9. Update the existing command line as follows.

   This modification is required to enable support for the 1.5B and 25B flow cells and future 8-tube library strips. Changes are in red.

   bash -l -c "/opt/gls/clarity/bin/java -jar /opt/gls/clarity/extensions/ngs-common/v5/EPP/ngs-extensions.jar -i {stepURI:v2} -u {username} -p {password} script:validate_output_containers -l {compoundOutputFileLuid1} -r 'Library 8-tube Strip:LC[0-9]{7}-L[A-Z]{1}1' -r 'Library 2-tube Strip:LC[0-9]{7}-L[A-Z]{1}2' -max 1"

Modify Existing Steps

Enable PhiX Control

1. On the Configuration tab, select Lab Work.

2. Select the Make Bulk Pool (NovaSeq X Series Sequencing v1.x) step.

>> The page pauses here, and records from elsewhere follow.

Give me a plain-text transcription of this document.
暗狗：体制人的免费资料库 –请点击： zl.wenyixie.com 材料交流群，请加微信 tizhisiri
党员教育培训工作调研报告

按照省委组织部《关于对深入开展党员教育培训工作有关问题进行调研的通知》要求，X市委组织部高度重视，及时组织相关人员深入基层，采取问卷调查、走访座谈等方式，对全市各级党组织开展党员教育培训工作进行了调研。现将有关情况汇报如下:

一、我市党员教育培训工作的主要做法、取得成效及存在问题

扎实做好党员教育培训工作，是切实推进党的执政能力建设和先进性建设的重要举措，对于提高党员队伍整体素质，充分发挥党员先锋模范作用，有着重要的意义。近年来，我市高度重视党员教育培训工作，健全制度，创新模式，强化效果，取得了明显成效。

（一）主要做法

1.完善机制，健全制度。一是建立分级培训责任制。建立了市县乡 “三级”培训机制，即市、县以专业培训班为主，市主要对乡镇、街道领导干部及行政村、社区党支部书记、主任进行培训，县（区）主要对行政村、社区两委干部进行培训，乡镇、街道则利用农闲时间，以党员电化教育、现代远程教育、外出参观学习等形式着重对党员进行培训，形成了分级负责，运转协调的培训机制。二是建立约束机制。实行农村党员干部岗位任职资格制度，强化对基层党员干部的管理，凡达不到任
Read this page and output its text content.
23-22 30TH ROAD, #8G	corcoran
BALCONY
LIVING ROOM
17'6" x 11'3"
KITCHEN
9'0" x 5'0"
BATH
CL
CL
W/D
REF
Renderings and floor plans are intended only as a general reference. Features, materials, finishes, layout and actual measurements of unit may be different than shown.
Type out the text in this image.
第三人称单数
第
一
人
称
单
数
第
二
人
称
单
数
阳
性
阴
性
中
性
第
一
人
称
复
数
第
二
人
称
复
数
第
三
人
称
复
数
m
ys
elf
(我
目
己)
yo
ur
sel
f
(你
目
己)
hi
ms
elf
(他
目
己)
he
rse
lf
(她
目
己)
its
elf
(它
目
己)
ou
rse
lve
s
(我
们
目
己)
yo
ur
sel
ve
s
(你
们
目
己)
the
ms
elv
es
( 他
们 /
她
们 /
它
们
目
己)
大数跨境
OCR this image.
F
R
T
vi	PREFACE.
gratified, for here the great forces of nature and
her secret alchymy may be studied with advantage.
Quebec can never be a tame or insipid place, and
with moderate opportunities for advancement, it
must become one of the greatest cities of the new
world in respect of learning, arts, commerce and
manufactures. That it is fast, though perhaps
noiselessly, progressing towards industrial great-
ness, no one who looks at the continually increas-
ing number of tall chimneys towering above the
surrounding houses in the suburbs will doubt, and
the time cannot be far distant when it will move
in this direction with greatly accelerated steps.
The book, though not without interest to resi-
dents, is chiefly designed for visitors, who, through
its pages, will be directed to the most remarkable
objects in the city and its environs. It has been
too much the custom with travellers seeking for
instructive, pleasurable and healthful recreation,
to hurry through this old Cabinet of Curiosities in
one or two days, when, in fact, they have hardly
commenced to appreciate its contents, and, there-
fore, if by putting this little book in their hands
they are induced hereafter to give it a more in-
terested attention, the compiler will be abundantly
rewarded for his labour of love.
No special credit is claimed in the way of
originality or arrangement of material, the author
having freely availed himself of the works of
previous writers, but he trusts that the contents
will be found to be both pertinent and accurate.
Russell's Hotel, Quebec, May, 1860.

3. For Control Types, remove PhiX v3.

1. For the Record Details milestone, navigate to Step Data and remove the following fields:

   • Final Loading Volume (ul)

   • % PhiX (2.0 nM) Spike-In

1. Select the Dilute and Denature (NovaSeq X Series v1.x) step.

2. Select the Record Details milestone.

3. Navigate to Step Data and add 1-2% PhiX Spike-In to Master Step Fields.

Enable New Flow Cell Types

1. On the Configuration tab, select Lab Work.

2. Select the Load to Library Tube Strip (NovaSeq X Series Sequencing v1.x) step.

3. Select the Queue milestone.

4. Navigate to Sample Table and add the NovaSeqX Flowcell Type field to Column Headers.

1. Select the Ice Bucket milestone.

2. Navigate to Sample Table and add the NovaSeqX Flowcell Type field to Column Headers.

3. Select the Placement milestone.

4. Navigate to Destination Containers and add Library 2-tube Strip.